The 1989 California Bowl was an American college football bowl game played on December 9, 1989 at Bulldog Stadium in Fresno, California. The game pitted the Fresno State Bulldogs and the Ball State Cardinals.

==Background==
Fresno State won their first 10 games of the season, rising up to #23 in the polls while clinching the Big West Conference title, their fourth in eight seasons. A loss to New Mexico in the regular season finale dropped them from the ranks, though the Bulldogs were still invited to the California Bowl once again. The Cardinals, despite having one less win than the previous season (8-3, while finishing 3rd), the Cardinals (who had played 12 games, with ties to Rutgers and Central Michigan) managed to edge out over Eastern Michigan (6-2), Toledo (6-2), and Central Michigan (5-2-1) for the MAC title. The Cardinals lost only one conference game (to Toledo), while not losing to every other MAC opponent, with a 33-14 win over Ohio in the regular season finale avoiding a three-way tie and clinching it outright for Ball State. This was Ball State's first Mid-American Conference title since 1978. This was also their first ever bowl game appearance.

==Game summary==
- Fresno State - Steve Loop, 34 field goal
- Ball State - Tom Barbee, 1 yard touchdown run (kick failed)
- Fresno State - Stephen Shelley, 91 yard touchdown pass from Mark Barsotti (Loop kick)
- Fresno State - Ron Cox, 58 yard interception return for a touchdown (Loop kick)
- Fresno State - Curt Thornton, 5 yard touchdown pass from Eric Buechele (Loop kick)

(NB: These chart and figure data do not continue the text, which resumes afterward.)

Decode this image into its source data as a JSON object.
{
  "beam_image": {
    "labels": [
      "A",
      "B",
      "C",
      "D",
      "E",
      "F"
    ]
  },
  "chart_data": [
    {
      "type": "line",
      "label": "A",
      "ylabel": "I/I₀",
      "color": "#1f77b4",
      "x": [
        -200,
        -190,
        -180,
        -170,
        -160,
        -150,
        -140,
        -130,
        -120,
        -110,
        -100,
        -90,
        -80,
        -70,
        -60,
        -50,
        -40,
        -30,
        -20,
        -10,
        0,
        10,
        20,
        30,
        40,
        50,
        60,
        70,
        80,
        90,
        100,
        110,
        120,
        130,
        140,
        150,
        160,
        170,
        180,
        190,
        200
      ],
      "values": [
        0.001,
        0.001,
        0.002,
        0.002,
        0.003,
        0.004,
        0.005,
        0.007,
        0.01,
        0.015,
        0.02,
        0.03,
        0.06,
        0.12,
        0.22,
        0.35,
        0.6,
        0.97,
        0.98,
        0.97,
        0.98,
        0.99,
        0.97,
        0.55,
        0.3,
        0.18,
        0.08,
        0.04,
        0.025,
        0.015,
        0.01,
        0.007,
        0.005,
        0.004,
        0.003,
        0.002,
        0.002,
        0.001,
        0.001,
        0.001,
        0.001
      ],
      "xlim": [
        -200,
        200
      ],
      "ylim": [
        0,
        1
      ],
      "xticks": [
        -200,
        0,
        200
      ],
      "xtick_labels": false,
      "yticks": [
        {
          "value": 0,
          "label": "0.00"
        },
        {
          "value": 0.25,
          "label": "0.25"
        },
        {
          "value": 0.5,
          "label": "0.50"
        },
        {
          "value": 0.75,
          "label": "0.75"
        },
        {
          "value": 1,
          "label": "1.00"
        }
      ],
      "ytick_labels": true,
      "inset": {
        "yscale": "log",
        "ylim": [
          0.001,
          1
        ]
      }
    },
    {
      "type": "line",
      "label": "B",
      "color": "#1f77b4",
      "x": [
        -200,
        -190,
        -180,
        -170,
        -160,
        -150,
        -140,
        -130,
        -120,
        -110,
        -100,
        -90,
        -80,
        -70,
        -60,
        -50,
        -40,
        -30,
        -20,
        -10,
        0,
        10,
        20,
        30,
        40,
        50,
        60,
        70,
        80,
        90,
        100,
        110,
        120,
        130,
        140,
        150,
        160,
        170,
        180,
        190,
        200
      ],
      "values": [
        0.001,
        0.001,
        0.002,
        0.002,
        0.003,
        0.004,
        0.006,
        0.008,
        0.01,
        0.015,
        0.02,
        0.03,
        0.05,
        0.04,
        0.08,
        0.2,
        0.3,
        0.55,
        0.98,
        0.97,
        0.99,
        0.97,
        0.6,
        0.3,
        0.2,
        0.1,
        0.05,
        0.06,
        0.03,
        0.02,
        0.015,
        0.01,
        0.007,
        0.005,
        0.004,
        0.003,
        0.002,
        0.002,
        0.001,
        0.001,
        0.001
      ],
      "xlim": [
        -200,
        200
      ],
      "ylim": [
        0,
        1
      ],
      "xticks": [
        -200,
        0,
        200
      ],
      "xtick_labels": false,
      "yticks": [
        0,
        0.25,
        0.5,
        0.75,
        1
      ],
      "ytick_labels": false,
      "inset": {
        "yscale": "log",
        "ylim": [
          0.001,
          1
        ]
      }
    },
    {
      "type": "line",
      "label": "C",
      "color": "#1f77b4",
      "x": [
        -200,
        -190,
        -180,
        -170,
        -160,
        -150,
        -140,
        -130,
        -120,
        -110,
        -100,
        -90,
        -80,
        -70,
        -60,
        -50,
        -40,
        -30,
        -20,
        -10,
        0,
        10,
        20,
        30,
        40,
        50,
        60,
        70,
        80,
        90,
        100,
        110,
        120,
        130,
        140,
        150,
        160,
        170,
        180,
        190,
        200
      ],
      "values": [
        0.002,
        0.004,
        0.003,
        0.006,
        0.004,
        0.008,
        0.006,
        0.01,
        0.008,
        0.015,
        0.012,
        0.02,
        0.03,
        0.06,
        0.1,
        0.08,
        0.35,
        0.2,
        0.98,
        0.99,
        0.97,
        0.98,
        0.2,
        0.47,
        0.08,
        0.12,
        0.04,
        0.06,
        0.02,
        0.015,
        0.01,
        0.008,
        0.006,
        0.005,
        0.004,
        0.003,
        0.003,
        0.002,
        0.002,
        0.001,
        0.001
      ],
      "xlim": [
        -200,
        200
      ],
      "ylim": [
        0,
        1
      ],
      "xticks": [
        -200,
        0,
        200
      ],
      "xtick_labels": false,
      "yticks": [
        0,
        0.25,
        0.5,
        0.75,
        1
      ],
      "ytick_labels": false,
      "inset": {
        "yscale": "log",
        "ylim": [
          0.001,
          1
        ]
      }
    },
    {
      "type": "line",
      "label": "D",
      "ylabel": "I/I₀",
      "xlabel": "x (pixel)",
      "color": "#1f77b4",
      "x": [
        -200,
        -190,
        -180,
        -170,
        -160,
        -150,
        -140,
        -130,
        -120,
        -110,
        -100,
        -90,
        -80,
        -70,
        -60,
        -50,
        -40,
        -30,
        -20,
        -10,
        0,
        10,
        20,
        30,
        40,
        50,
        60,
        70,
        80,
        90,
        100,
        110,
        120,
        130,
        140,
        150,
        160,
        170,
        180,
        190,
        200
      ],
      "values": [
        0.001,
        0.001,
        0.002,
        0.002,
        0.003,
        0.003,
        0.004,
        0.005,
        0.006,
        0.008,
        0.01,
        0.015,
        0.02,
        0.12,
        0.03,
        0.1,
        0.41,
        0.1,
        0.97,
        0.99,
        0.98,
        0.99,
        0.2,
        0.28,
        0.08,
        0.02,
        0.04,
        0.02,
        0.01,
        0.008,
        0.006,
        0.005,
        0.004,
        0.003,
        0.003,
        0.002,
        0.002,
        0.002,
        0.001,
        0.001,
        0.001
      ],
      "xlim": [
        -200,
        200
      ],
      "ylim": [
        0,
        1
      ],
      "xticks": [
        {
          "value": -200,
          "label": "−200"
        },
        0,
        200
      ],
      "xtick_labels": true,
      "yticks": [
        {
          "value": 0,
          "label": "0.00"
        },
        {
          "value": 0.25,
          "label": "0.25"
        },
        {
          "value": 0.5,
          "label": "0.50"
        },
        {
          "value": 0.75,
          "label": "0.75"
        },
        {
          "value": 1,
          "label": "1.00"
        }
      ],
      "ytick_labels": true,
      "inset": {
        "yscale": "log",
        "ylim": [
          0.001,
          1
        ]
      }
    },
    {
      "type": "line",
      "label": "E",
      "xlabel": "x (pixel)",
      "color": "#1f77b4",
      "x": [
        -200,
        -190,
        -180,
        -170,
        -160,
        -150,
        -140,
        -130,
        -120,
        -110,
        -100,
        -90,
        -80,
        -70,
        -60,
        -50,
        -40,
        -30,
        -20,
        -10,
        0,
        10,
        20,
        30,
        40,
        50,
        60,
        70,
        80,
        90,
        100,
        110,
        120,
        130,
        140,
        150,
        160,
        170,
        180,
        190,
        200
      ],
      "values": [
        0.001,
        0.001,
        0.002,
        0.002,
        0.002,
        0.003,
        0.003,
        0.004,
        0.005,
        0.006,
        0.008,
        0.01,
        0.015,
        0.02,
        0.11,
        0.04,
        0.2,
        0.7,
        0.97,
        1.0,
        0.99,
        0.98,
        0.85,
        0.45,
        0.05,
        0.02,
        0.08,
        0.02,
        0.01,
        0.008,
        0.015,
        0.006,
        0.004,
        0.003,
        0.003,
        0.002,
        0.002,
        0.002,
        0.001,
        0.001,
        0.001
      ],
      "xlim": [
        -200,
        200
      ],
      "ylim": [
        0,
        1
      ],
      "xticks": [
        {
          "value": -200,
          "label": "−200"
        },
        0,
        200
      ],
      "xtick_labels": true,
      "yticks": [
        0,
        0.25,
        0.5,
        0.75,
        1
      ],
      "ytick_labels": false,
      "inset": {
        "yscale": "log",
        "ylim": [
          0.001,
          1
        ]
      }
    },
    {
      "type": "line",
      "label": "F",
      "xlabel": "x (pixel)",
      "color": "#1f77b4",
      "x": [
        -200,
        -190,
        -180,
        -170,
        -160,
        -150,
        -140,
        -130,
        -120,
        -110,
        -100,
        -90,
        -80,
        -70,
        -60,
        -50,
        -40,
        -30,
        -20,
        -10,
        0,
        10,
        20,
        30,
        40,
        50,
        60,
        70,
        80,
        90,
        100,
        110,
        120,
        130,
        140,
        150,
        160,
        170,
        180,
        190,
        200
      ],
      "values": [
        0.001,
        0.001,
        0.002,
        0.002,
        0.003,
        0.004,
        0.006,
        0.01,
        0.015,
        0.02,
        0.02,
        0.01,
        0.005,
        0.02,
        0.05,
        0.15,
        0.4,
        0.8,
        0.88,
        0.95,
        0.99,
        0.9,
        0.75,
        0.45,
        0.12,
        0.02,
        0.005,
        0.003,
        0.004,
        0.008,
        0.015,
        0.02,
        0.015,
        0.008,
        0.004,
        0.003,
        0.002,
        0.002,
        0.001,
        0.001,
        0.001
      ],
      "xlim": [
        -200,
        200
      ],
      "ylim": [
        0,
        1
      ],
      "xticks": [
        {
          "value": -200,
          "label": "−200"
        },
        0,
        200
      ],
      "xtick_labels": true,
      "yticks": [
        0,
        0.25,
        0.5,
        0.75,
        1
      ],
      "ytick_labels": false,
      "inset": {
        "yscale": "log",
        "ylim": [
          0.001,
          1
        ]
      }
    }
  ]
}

This was Fresno State's fourth bowl win in eight years.

==Aftermath==
Ball State wouldn't make a bowl appearance again until 1993 when they won the MAC title. They did not win a bowl game until 2020. As for Fresno State, they won the Big West Conference two years later in their final season with the conference, which gave them the right to play in the California Bowl once again, which turned out to be the last held, which they lost. They did not win another bowl game until 1992.